George Clooney erzählt in seiner Kinosatire „Suburbicon“ nach einem Drehbuch von Ethan und Joel Coen von einem Verbrechen aus Gier und Leidenschaft in der rassistisch aufgeladenen Ära der 50er-Jahre.

Von Peter Angerer

Innsbruck –Es gibt inzwischen kilometerweise Bücher über die Filmkomödie, aber wie sie genau funktioniert, kann noch immer niemand sagen. „Für diesen Gag lege ich meine Hand ins Feuer“ sagt ein Komiker natürlich nur, wenn ein Feuerlöscher in Reichweite ist. Als Ethan und Joel Coen 1984 mit ihrem ersten Film „Blood Simple“ die Komödie für sich entdeckten, setzten sie auf Grausamkeit, indem sie von den Schwierigkeiten erzählten, die einem Amateur begegnen, wenn er einen Mann töten will, der seinem Glück im Weg steht. Als ihm der Zufall und ein Profi zur Hand gehen, wird es noch schlimmer. Während der Profi das Ereignis abhakt, liegt auf der Seele des Anfängers eine schwere Last, die zu beschreiben ihm die Sprache fehlt. Außerdem rückt das Glück in weite Ferne, wenn ein Mord als blutiger Schatten über einer eventuellen Zukunft liegt.

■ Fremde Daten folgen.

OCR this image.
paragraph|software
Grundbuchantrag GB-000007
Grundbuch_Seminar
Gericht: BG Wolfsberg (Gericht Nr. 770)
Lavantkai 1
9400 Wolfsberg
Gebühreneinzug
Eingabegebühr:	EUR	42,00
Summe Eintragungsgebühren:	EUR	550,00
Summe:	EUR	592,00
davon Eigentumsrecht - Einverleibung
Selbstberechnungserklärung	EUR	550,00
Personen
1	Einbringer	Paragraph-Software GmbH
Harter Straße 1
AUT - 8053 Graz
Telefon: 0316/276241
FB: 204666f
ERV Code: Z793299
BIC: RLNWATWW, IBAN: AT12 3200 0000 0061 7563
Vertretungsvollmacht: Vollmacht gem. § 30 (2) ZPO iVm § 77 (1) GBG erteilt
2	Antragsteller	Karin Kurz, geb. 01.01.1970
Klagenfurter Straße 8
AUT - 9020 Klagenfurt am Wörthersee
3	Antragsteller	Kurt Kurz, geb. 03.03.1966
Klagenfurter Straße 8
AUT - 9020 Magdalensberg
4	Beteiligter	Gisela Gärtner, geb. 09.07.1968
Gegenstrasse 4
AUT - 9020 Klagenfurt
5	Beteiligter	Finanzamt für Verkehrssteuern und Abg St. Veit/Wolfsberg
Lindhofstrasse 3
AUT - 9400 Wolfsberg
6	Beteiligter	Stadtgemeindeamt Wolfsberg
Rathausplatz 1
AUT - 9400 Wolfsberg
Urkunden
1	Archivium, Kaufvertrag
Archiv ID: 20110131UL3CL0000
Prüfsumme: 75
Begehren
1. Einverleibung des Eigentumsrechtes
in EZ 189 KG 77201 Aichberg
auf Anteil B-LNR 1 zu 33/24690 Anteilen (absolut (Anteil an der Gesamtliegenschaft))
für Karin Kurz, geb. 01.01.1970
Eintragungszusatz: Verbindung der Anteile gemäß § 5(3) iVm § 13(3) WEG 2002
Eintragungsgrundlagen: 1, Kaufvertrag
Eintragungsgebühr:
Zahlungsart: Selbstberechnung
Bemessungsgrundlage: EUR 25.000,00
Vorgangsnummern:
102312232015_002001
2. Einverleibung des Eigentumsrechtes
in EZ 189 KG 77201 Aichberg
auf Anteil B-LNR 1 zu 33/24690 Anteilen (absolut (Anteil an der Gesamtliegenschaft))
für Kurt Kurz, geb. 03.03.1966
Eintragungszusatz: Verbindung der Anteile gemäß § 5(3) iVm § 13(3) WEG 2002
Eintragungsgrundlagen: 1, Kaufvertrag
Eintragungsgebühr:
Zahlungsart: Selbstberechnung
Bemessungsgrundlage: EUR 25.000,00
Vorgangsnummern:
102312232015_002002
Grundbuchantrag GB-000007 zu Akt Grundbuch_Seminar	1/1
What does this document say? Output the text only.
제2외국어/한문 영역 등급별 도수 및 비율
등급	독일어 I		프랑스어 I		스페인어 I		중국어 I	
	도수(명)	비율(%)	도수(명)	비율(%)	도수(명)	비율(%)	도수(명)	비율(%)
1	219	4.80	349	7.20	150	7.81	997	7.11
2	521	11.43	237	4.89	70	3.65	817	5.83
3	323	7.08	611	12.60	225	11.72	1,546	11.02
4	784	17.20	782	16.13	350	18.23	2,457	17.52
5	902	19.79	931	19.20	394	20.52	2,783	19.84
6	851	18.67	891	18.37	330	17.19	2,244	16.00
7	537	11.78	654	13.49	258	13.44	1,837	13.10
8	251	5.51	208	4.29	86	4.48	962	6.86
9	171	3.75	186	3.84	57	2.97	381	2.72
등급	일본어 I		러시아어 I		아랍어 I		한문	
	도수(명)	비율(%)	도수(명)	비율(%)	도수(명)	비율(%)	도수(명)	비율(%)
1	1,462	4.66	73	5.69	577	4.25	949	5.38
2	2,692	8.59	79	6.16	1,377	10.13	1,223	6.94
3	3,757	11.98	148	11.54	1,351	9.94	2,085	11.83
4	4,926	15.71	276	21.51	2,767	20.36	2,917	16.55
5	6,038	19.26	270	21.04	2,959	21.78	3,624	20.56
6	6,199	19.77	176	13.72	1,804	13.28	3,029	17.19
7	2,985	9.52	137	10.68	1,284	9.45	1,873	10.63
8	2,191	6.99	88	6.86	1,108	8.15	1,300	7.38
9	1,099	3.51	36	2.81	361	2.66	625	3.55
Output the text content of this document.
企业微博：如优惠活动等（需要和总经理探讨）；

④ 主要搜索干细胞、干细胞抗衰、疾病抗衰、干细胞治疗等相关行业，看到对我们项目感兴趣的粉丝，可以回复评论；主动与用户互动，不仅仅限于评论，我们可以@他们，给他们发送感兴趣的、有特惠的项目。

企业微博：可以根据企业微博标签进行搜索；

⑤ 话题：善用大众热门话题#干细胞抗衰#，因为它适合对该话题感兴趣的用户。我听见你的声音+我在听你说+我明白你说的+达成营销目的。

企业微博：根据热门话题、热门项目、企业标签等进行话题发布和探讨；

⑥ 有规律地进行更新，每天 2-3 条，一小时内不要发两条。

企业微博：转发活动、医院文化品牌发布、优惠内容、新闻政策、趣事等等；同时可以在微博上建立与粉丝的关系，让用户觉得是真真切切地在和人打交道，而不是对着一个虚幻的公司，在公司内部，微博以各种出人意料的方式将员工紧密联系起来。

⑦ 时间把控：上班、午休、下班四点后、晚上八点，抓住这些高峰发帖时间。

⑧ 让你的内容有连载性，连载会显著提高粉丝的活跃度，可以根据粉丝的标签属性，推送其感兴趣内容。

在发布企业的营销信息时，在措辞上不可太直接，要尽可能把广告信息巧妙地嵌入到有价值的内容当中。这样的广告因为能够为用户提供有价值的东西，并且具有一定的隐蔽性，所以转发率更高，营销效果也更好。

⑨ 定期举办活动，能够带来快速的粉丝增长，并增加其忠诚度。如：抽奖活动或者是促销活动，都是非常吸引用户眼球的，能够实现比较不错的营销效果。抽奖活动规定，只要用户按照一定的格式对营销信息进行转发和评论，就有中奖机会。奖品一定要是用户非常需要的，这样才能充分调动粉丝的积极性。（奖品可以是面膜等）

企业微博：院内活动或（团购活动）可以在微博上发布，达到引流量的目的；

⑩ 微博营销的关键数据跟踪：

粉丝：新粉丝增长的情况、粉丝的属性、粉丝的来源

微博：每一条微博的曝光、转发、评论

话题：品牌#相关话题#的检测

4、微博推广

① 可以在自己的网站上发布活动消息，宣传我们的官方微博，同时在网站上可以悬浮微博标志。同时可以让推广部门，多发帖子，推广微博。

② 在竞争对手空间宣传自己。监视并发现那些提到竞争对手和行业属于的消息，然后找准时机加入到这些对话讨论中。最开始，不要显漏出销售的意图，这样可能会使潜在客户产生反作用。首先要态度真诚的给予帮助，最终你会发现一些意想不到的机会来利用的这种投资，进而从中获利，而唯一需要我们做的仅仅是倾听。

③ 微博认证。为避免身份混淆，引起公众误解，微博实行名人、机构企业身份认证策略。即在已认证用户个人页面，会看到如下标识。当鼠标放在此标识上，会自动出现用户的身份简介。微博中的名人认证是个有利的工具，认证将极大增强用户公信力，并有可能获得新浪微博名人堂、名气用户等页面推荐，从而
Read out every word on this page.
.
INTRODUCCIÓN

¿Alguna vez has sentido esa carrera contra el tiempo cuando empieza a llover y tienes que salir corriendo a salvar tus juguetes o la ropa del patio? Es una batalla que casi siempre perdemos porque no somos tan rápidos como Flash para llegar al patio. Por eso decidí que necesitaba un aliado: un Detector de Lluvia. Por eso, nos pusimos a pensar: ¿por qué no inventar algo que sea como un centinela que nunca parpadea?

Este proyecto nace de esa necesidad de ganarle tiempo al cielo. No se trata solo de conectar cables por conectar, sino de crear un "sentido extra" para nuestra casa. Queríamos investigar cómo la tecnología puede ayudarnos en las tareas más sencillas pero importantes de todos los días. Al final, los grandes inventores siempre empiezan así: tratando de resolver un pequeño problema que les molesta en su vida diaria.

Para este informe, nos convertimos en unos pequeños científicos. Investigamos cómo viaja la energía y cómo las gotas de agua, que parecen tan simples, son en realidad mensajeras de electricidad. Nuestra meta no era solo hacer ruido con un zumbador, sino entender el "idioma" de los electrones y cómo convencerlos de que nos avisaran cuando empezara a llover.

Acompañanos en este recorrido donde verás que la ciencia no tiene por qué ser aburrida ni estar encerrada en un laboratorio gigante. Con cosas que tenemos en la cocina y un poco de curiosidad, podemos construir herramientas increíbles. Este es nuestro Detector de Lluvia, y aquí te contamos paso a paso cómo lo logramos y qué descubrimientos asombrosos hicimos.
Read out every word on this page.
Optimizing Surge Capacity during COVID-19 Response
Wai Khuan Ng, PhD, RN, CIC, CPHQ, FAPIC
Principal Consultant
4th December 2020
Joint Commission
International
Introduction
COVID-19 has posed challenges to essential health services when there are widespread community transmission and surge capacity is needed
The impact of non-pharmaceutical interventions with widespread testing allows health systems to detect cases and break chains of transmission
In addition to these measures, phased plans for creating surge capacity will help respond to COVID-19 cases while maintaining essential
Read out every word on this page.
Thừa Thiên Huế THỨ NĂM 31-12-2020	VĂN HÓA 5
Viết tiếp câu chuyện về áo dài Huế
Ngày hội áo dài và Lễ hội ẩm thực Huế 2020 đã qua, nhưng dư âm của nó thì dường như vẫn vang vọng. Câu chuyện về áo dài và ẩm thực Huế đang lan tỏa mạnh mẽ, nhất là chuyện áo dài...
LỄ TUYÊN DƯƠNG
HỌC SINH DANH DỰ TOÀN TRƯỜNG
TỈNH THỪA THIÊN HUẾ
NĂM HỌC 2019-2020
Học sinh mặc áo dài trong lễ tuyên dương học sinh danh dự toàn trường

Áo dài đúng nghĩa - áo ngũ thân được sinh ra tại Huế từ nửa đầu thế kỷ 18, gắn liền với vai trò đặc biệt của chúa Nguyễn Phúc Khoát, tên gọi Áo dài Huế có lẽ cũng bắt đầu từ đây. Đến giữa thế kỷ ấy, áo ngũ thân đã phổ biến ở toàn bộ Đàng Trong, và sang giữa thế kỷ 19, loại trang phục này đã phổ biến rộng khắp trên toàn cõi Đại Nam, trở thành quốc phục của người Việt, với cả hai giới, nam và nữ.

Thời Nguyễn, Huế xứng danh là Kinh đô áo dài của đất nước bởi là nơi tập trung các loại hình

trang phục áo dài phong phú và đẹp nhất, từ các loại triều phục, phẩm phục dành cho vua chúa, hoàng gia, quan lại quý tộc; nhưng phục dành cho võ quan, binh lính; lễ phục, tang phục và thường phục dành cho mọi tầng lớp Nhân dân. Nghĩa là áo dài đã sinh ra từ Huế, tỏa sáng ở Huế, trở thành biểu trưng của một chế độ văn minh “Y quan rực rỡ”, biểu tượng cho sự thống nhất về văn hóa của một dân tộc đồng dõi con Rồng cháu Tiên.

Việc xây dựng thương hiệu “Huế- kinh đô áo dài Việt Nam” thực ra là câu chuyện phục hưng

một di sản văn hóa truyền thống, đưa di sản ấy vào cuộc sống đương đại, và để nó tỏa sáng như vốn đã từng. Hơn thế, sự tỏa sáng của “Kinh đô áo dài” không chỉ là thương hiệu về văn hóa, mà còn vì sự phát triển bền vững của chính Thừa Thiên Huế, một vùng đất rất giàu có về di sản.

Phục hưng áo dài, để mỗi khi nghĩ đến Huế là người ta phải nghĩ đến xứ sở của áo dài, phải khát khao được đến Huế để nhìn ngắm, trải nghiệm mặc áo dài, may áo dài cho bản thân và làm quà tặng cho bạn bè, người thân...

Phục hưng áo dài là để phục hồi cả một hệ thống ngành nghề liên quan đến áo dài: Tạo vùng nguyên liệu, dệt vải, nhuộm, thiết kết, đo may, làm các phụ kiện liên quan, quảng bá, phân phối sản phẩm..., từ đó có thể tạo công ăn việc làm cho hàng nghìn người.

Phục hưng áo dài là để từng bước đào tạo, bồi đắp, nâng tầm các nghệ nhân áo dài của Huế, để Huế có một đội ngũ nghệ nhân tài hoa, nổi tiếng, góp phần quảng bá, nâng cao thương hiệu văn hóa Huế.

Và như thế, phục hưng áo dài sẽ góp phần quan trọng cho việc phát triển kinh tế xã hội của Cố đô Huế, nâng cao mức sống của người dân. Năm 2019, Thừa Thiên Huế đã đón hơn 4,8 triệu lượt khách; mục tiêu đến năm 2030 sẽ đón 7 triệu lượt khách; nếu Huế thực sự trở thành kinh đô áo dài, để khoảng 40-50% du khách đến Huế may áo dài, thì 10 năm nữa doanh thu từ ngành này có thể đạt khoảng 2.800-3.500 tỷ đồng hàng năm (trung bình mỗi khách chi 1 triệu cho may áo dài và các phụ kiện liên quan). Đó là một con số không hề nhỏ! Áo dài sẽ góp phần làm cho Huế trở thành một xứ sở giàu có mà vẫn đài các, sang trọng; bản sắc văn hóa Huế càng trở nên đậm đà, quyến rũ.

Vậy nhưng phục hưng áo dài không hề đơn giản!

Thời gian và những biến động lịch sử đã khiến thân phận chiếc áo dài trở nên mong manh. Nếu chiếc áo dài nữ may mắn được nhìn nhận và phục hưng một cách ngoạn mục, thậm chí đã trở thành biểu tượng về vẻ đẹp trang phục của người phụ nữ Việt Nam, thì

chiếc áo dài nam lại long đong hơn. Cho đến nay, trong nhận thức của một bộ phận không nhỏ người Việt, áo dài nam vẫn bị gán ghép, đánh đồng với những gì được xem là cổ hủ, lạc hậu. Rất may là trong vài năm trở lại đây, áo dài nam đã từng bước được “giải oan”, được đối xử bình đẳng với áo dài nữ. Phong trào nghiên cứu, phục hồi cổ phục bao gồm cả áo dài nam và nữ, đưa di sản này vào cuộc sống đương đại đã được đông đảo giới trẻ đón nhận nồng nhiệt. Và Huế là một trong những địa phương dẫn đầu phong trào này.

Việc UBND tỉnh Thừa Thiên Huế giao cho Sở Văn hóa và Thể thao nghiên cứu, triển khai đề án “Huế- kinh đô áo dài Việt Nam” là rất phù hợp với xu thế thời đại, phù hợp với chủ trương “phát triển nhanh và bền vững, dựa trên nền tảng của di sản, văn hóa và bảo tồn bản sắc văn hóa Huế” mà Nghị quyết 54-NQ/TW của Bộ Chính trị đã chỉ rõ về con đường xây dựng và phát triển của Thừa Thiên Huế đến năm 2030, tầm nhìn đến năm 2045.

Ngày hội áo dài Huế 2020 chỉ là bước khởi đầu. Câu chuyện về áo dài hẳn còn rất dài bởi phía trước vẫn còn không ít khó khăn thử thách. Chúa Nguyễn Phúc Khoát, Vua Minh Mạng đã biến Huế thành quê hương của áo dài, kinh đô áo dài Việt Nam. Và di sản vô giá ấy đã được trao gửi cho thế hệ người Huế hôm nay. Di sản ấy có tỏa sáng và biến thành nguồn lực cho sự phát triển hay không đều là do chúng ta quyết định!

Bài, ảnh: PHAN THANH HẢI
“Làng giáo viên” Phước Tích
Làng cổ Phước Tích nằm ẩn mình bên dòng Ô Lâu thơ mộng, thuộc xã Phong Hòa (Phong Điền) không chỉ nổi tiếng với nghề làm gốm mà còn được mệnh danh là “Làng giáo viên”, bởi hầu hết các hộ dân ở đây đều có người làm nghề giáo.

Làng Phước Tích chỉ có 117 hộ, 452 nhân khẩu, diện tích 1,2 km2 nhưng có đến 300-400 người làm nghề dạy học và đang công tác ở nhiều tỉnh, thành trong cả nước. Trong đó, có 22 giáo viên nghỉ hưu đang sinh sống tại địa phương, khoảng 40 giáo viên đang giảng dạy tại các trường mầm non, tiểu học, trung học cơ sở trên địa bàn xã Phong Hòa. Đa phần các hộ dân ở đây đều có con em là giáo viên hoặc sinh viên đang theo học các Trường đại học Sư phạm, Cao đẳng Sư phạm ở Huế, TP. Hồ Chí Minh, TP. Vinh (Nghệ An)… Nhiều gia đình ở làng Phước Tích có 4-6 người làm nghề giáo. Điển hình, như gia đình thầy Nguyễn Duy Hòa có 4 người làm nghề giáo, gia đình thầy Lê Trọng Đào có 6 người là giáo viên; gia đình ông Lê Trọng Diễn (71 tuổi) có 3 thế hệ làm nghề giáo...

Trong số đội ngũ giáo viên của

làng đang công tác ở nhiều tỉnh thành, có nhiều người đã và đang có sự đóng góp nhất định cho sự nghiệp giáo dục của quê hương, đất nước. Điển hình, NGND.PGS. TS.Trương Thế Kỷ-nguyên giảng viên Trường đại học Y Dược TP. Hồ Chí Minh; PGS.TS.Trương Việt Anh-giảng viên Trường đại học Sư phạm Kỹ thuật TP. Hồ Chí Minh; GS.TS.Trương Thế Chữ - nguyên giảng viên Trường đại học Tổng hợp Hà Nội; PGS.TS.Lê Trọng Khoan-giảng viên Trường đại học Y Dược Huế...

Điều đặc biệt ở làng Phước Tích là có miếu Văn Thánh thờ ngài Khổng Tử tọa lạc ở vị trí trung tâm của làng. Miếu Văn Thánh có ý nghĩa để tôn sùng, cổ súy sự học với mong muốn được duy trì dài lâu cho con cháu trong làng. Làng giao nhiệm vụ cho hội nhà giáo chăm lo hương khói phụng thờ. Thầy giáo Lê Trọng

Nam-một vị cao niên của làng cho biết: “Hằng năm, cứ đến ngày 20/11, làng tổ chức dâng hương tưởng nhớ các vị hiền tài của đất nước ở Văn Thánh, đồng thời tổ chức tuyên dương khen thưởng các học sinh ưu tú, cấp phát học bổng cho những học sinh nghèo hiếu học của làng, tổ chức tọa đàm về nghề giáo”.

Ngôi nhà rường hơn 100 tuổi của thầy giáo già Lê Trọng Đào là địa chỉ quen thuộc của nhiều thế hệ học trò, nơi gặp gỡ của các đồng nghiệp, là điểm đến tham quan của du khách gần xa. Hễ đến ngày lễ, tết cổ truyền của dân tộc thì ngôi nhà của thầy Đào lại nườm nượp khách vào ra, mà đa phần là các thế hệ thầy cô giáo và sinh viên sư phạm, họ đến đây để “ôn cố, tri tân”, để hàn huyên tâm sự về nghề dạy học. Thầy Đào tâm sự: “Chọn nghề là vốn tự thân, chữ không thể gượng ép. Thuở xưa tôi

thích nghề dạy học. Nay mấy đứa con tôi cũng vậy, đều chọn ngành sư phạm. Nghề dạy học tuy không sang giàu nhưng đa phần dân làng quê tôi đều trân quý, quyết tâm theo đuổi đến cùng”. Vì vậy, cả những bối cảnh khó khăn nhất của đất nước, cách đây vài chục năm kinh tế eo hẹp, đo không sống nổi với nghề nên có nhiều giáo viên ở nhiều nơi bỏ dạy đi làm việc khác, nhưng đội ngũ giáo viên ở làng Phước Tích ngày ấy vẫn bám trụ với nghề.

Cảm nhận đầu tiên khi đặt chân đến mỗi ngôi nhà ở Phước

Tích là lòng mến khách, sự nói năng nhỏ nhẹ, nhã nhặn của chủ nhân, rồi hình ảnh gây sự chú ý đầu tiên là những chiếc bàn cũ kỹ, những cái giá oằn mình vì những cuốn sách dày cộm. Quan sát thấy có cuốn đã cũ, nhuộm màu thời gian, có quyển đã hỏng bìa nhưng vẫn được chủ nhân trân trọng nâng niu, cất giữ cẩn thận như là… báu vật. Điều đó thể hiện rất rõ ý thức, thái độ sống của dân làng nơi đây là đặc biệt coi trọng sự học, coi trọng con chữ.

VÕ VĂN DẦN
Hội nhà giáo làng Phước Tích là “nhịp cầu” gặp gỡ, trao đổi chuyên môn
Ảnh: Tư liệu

Angespornt vom Erfolg dieser schwarzen Komödie schrieben die Coen-Brüder das Drehbuch zu „Suburbicon“ und drehten an der Schraube des komischen Schreckens. In einer anonymen Vorstadt der 50er-Jahre, als die Männe­r in ihren Autos am Morgen noch zu ihren Abenteuern aufbrachen, um ihre Familien ernähren zu können, die Kinder sich in kleinen Vorgärten mit Baseball vergnügten, die Frauen sich mit süßen Cocktails trösteten und aus dem Fernseher noch Schwarzweißbilder flimmerten, wird der amerikanische Traum gelebt. Seitdem seine Frau Rose nach einem von ihm verschuldeten Autounfall auf einen Rollstuhl angewiesen ist, erkennt sich Gardner Lodge nicht mehr in diesem Traum, empfindet die Gelähmte nur noch „als Belastung“, zudem gibt es mit Margaret eine Zwillingsschwester, die keine Skrupel kennt und mit der sich ein von der Lebensversicherung finanziertes neues Glück erträumen lässt. Gardner engagiert zwei Schmalspurganoven, die sich neben ihrer Tätigkeit für den lokalen Busdienst mit kriminellen Aufträgen verbessern wollen. Die beiden Mörder geben sich aber nur den Anschein von Profis, und Gardner verfügt auch nicht eben über Erfahrung mit der Unterwelt, weshalb das Komplott eskaliert und die biedere Vorstadt sich in ein Schlachtfeld verwandelt.

Für die düstere Komödie fand sich allerdings kein Geldgeber, das Skript, das die Coens für andere Projekte plünderten, blieb liegen. Die beiden Nebenerwerbskiller tauchen etwa in „Fargo“ auf, die 50er-Jahre wurden außerdem zur Epoche des Verschweigens und der Dunkelheit, die die Coens in ihren Filmen am häufigsten aufsuchten – zuletzt in „Hail, Caesar“ mit George Clooney, der in diesem Film im Film als Star übermütig mit seinem Image spielen durfte. Als Regisseur begann Clooney damals an einem Projekt über die Bürgerrechtlerin Dais­y Myers zu arbeiten, die 1957 zu einer nationalen Berühmtheit geworden war, nachdem sie sich erfolgreich gegen den Rassismus der weißen Bewohner von Levittown gewehrt hatte. Der Idee folgend, ein privates Verbrechen unter einem politischen zu verstecken, verknüpft Clooney nun in „Suburbicon“ die Coen-Geschichte über das mörderische Streben nach Glück mit dem Beharren der weißen Mehrheit auf ihrer Überlegenheit, die zu Ausschreitungen und Zerstörung führt.

Am Anfang sitzen Rose und Margaret (Julianne Moore, grandios in einer Doppelrolle) auf der Veranda ihres Hauses und beobachten den Einzug der Myers’, der eine Bürgerversammlung notwendig macht. Die dumpfe Mehrheit hat nichts gegen Farbige, greift aber zu den Mitteln des Terrors, denn „die Neger sind noch nicht bereit für die Integration!“. Gardner (Matt Damon) möchte sich da nicht einmischen, da sein Plan Diskretion verlangt. Die beiden Geschichten weigern sich jedoch, in einem Film aufzugehen. In Erinnerung bleibt immerhin die Angewohnheit der Männer, den Hosenbund in Nabelhöhe festzumachen.